STEAM: If you look in the lab, there’s some dinner in there for you

Could you one day eat meat without the need to kill an animal?

Saturday, 17th June 2023 — By Anna Lamche

lab food

Dr Petra Hanga

IN the future scientists will be able to grow an entire steak – complete with meat, cartilage and fat – without killing a single cow.

UCL academic Dr Petra Hanga predicted chicken legs and fish will also be on the menu, and more unusual options like kangaroo meat.

In each case, no animal will die to end up on someone’s plate.

Dr Hanga, a biochemical engineer, is working with a team of scientists at a UCL lab to pioneer “cultured”, or lab-grown, meat.

According to Dr Hanga, the process of creating cultivated meat begins with taking a cell sample, or biopsy, from an animal. This procedure is painless and does the animal no harm. From this sample, stem cells can be extracted and used to grow muscle cells.

“Then you have cultivated meat, and that includes fish and seafood,” she said. The process can make both “structured” and “unstructured” meats. The former produces meat like textured steak and chicken legs; the latter is “more like minced meat that you can then process and cook as usual,” the lecturer said. “It’s the same genuine meat – cultivated meat is genuine meat, just produced in a different way. It will have the same composition of meat that comes from the animal, the same taste, the same nutritional value.”

“Structured” meats take longer to form, and require a “scaffold” to mould the tissue into the desired shape, while “unstructured” meats can be grown more quickly. And now research teams across the world are getting creative.

A delicacy being made in the lab

Dr Hanga said: “Across the globe, there are companies that are targeting anything that you can think of – there’s a start-up that is looking at producing kangaroo meat. There are even start-ups looking to make meat for pet foods,” she said. Australian food engineers at company Vow Food hit the headlines earlier this year with their creation of a “mammoth meatball” using DNA from a woolly mammoth – a species that died out roughly 4,000 years ago – in an attempt to recreate its muscle protein.

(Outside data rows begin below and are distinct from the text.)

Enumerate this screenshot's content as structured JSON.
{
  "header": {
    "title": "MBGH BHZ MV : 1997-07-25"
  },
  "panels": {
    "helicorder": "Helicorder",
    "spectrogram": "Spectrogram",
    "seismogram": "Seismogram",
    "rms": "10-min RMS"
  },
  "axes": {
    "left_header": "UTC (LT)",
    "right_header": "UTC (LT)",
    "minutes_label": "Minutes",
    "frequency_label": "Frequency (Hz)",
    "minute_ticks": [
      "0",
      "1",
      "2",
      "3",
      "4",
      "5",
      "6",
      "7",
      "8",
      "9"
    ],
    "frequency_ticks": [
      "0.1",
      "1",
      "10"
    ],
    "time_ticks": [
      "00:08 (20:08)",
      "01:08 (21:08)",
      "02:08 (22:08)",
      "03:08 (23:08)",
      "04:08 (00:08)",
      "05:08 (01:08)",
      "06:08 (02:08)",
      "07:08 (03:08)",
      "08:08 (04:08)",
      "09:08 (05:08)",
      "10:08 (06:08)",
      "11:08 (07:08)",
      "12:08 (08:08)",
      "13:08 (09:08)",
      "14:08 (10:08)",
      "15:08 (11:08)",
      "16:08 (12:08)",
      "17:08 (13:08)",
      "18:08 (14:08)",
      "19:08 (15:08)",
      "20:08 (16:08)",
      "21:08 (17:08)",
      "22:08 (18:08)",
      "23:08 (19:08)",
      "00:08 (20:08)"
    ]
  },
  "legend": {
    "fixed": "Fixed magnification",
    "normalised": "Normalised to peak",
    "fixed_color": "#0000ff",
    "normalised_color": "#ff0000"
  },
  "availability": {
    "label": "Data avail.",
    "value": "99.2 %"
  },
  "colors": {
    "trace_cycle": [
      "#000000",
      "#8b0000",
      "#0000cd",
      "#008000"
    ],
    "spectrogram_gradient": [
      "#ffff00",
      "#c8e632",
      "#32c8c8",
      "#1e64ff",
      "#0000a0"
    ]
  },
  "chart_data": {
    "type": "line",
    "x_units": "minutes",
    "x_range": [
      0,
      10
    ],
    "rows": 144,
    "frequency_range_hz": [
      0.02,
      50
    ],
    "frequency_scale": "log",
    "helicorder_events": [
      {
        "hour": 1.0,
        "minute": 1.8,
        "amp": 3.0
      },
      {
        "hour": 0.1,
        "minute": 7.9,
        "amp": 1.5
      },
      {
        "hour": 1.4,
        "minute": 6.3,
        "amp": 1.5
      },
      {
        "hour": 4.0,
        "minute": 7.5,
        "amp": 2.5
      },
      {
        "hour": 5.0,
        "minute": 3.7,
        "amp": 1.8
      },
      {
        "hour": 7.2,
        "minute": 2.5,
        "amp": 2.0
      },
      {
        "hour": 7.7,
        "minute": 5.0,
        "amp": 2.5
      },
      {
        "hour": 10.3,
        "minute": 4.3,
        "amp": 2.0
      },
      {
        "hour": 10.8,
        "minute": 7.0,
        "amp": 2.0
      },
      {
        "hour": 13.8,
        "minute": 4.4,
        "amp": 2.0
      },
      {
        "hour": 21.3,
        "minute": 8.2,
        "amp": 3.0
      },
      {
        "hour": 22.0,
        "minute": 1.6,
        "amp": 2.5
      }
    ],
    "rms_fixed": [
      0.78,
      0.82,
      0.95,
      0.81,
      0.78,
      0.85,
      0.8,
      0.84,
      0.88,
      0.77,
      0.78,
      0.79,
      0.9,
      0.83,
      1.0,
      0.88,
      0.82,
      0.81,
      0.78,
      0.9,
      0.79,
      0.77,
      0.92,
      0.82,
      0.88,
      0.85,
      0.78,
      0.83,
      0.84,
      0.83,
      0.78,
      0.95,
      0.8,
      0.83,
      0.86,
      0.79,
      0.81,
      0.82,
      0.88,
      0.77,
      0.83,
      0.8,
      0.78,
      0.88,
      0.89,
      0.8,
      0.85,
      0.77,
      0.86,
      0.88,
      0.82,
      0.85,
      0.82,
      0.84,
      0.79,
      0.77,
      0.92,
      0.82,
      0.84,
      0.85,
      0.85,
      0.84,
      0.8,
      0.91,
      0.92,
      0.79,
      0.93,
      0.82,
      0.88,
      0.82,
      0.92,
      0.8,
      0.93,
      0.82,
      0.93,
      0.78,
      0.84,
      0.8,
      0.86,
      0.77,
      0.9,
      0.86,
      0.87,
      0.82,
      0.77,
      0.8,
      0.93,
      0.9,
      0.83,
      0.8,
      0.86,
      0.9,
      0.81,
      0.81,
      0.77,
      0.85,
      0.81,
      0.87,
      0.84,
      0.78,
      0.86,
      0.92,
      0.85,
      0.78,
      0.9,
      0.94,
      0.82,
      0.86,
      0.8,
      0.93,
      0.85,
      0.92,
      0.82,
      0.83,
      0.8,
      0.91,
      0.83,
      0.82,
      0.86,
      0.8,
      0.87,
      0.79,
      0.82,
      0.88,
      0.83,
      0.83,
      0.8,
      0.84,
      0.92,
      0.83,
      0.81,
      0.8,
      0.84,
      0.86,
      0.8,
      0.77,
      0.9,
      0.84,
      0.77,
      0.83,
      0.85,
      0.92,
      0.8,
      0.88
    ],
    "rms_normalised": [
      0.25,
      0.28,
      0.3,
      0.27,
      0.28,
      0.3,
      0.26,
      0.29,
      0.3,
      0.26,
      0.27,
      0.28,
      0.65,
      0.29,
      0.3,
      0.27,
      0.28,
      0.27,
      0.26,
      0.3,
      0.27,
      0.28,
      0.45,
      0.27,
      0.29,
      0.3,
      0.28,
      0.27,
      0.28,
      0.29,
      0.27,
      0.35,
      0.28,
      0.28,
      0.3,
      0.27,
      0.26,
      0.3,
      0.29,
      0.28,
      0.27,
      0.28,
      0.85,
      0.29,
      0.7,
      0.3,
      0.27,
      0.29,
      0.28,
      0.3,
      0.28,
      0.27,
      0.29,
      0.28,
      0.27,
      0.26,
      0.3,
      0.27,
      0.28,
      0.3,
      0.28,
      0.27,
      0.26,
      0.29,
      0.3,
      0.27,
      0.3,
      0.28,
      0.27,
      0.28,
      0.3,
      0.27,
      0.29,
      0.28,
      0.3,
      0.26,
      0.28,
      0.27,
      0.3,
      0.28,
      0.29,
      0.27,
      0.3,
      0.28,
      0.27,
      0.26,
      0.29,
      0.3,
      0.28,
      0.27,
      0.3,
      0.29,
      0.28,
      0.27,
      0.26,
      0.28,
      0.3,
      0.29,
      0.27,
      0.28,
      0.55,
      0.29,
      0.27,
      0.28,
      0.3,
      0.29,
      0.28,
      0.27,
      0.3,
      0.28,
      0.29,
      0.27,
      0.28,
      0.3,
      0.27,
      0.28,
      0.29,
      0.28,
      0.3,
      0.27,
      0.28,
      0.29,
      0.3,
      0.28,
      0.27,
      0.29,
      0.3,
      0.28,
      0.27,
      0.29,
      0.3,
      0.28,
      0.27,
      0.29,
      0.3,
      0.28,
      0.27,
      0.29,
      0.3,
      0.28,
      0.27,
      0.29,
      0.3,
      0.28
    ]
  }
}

Although Dr Hanga has been working on developing cultured meat for several years, she is yet to taste any of it. “It’s only available in Singapore. So far there’s only one cultured meat product [on the market], which is cultured chicken,” she said.

It will be a long time before cultured meat arrives in the UK because of the strict rules surrounding regulatory approval, Dr Hanga said.

The research nevertheless will appeal to animal rights campaigners and environmentalists alike. Billions of animals are slaughtered annually across the globe for human consumption.

At this scale, the animals belch vast quantities of methane into the atmosphere – a green­house gas that is far more potent than carbon dioxide.

“My motivation is the animals and the environ­ment,” Dr Hanga said. “I know that there are fears from the farming community, because that would mean for them to lose all their jobs. I think at the end of the day, this new industry will not be able to replace animal agriculture completely because we just do not have the capacity, but even by reducing 10 per cent of the animal meat production worldwide, the effects on climate and animals will be significant.”